When Aqua America and American Water announced in July a subsidiary swap involving their respective properties in Ohio and New York
Aqua made no bones about its ambitions for growth in the flowback and produced water treatment market.
Post-swap, Aqua’s three largest service territories are Ohio, Pennsylvania and Texas – three of the biggest shale states in the U.S. As analyst Michael Roomberg of Ladenburg Thalmann noted in a recent research note, Chesapeake Energy recently announced it had bought up mineral rights across 1.3 million acres in eastern Ohio, a land mass estimated to contain natural gas and natural gas liquids worth as much as $20 billion net of production costs.
September brought the news that Aqua had signed a joint venture agreement with Penn Virginia Resource Partners to build a 12-inch diameter steel pipeline to deliver fresh water to shale drillers in the Marcellus play in north-central Pennsylvania. The first 18 miles of the pipeline will be supplying fresh water to Range Resources in 1QFY2012.
While the volume of the pipeline (100,000 barrels per day at full capacity) may seem like small potatoes to larger utilities like American Water, surely the two-pronged approach of territory and distribution system acquisition is a sign of a company looking to distinguish itself among the competition. Ladenburg Thalmann estimates the pipeline could bring about $1.7 million in annual cash flow at an 80-percent utilization rate.
“It appears increasingly likely that Aqua’s efforts to provide freshwater to drillers may, in coming months and years, begin shifting from being ‘a nice idea, but not necessarily material’ to ‘a potentially important long-term growth driver,’” Roomberg wrote.

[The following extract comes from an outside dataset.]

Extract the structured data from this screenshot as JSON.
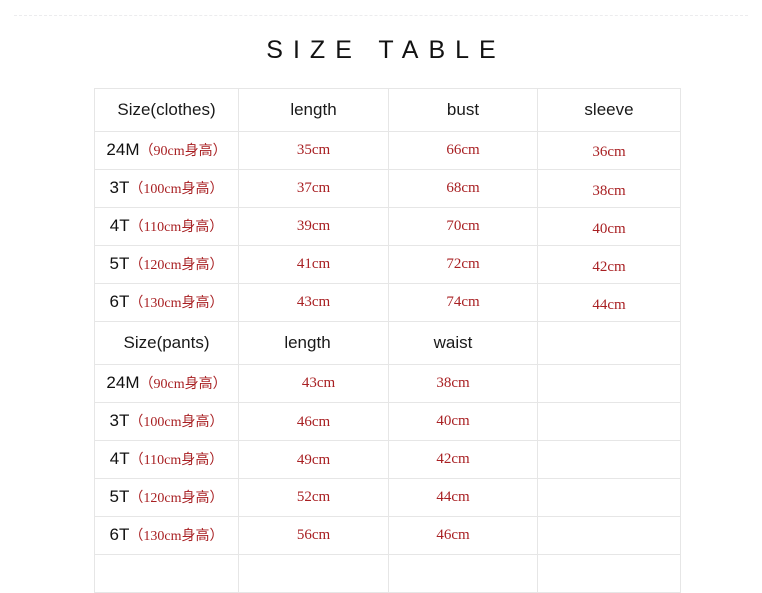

As Chesapeake’s recent activity shows, the frac’ing industry is on its way to the Buckeye State, and not just in the form of flowback and produced water being trucked over from Pennsylvania where it isn’t wanted. When substantial drilling operations are finally established in Ohio, Aqua will be in prime position to capitalize. The industry’s growth in Pennsylvania and Texas will only accelerate as the technology progresses, provided there are no new barriers in the regulatory environment due to political opposition.